The step everyone forgets: HeyGen's MP4 lands at ~10 Mbps (≈50MB for 40s). Two-pass ffmpeg drops it to ~6.5MB with no visible loss on a talking head:

ffmpeg -y -i in.mp4 -c:v libx264 -b:v 1150k -pass 1 -preset slow \
  -profile:v high -pix_fmt yuv420p -an -f mp4 /dev/null
ffmpeg -y -i in.mp4 -c:v libx264 -b:v 1150k -pass 2 -preset slow \
  -profile:v high -pix_fmt yuv420p -c:a aac -b:a 128k \
  -movflags +faststart out.mp4

Embed it click-to-play (poster + captions, preload="none", no autoplay) so the page stays fast.

Avatar IV vs Avatar V

Avatar IV builds a talking, gesturing avatar from one image, what you want here. Avatar V is "cross-reference-driven" and needs video footage / multiple angles, so it's for digital-twin avatars, not a single generated still. For a one-photo spokesperson, Avatar IV at high expressiveness is the right and best engine.
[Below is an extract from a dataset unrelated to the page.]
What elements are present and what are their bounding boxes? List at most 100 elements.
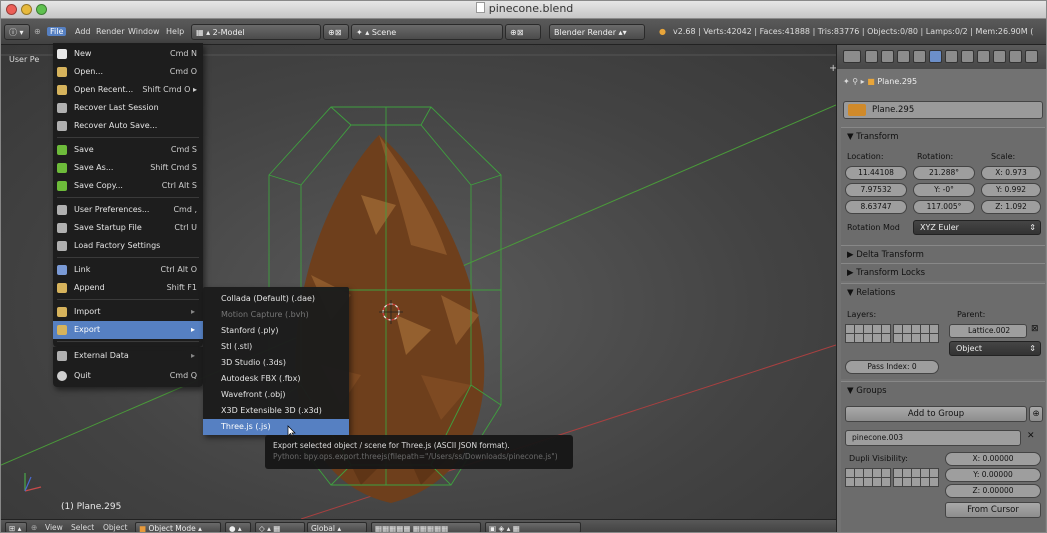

Voice, and an honest limit

list_voices has hundreds; filter for a warm, upbeat, conversational young voice (the emotion-tagged ones like "Friendly" land best). Set speed near 1.0 so natural pauses breathe. The honest catch: HeyGen's stock TTS can read a touch flat and monotone on longer scripts. For a homepage hero it's fine to start; for a polished v2, render the voice in ElevenLabs (more lifelike, real intonation, even laughs) and feed that audio to HeyGen as audio_url/audio_asset_id instead of a text script. Same avatar, far better delivery.

Scaling the same avatar (after the homepage video)

UGC ads: one sentence of intent → a new 9:16 script → a new render. Same face, new message, weekly. Flag AI-generated content in the ad platform.
Product showcases: a per-SKU template (intro → three features → CTA).
Live AI concierge: the avatar's face on a chat widget powered by an LLM that knows your catalog and steers customers to high-ticket items, honestly, premium-option-first.

Compliance

Disclose the AI (Jordan's script does it out loud). Never claim to be human.
AI-content flags ON for Meta/TikTok ads.
Never clone a real person's face or voice without written consent, law, not policy. AI-generated faces are fine and skip HeyGen's consent gate.

Numbers to watch

Metric	Healthy	Where
Web file size	< 8 MB per 40s	post-ffmpeg
Homepage perf score	unchanged (click-to-play)	Lighthouse
Cost per ad variant	< $10 once the avatar exists	HeyGen credits
Welcome video play rate	≥ 15% of visitors	analytics

Week-one checklist

Photoreal still generated, mouth unobstructed, saved as the canonical face
HeyGen MCP connected + authenticated in your environment; session reloaded
One-shot prompt run; avatar created and video rendered on Avatar IV
MP4 compressed under 8MB (ffmpeg two-pass) and embedded click-to-play
Captions attached; homepage performance unchanged
Same face saved for the next ad

Troubleshooting

MCP tools don't appear: you didn't reload after authenticating. Restart the session.
"Needs Auth" won't clear: remove duplicate entries (claude mcp list), keep one at user scope, re-auth, reload.
Avatar V unavailable: expected for a single-photo avatar, use Avatar IV.
Video is 50MB: you skipped the ffmpeg pass. Never ship the raw HeyGen export.
Voice sounds flat: swap to an ElevenLabs voice fed as audio (see Voice, above).
Hands/mouth look off: regenerate the still front-on with the mouth fully visible.